Je mehr ich über das Thema nachdenke, desto klarer wird mir: Hinter der netten, sensiblen Fassade brennt jede Menge revolutionäres Feuer. Da wachsen Menschen nach, die vieles hinterfragen, bis zu unserem Konzept von Körper, Liebe, Familie. Nicht, dass gleich alle polyamor werden oder ihr Geburtsgeschlecht anzweifeln. Aber wenn in Studien sieben bis 15 Prozent aller befragten Jugendlichen und jungen Erwachsenen angeben, nicht rein heterosexuell zu sein oder nicht ausschließlich weiblich oder männlich, dann sind das ganz schön viele, ganz schön mutige Menschen auf der Suche nach sich selbst. Auch Beziehungen werden neu vermessen. In der preisgekrönten Young Adult-Serie „Druck“ (auf YouTube) zählt die verlässliche Clique mehr als wechselnde Knutsch- und Sexaffären. Deutlich anders als zu unserer Teeniezeit, als Mädchen die Suche nach „dem Richtigen“ als Lebensziel schon ins Poesiealbum geschrieben wurde. Zwar spielte bereits vor 20 Jahren Frauenfreundschaft eine tragende Rolle in „Sex and the City“, aber der Hauptgewinn war der ewige Traummann Mr. Big. Am Ende waren alle in festen Händen, selbst Sexgöttin Samantha. Ächz, stöhn, gähn. Im aktuellen Nachklapp „And just like that“ (läuft gerade auf Sky) fremdeln Carrie und ihre gealterten Freundinnen mit der woken, genderfluiden Gegenwart, und sind gleichzeitig davon fasziniert. Genau wie ich.
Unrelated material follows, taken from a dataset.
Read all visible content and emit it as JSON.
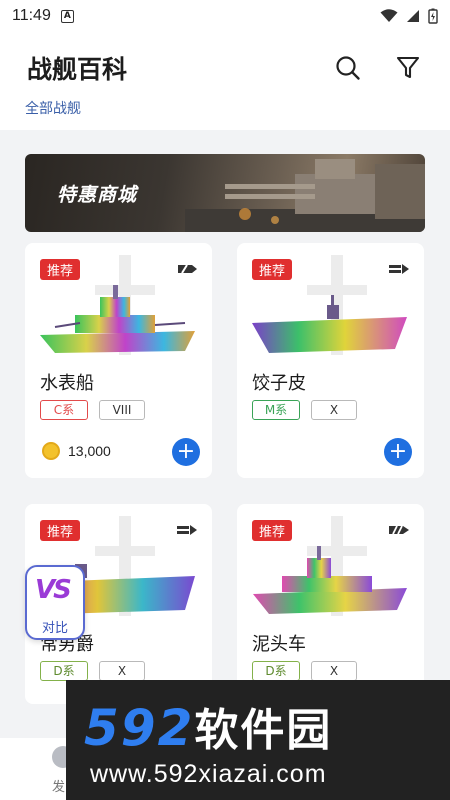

Vielleicht, so kommt es mir vor, tut unsere Nachfolgegeneration eben doch, was junge Leute halt so tun: Sie grenzt sich ab, mit ihrer Art zu lieben, mit ihrer Art zu leben. Nur auf andere Weise als wir. Einfach, weil wir eine ganze Menge Felder schon für uns besetzt haben, die heute nicht mehr zu Rebellion taugen. Wir tragen mit 50 immer noch dieselben Street Style-Klamotten, gehen auf Festivals, wenn die Covid-Zahlen es erlauben, lassen uns von Musiksoftware aktuelle Playlists zusammenstellen. Gut so. Also suchen sich unsere Töchter, Nichten, Kinder von Freunden andere Nischen. Treffen sich auf Discord im Netz statt nachts im Club, folgen online Streamern statt Filmstars, verlangen Hafermilch statt Kuh zum Cappuccino (vorbildlich!) und vegane Festmenüs. Im Extremfall machen sie mit ihren Eltern auf Best Buddys und weigern sich, zu Hause auszuziehen, bis sie 27 sind. An dieser Stelle ein Wort an meine Kinder: Falls ihr so etwas mit mir vorhabt, vergesst es! Rebellieren und mich abgrenzen, wenn mir was nicht passt – das kann ich schon seit über 30 Jahren.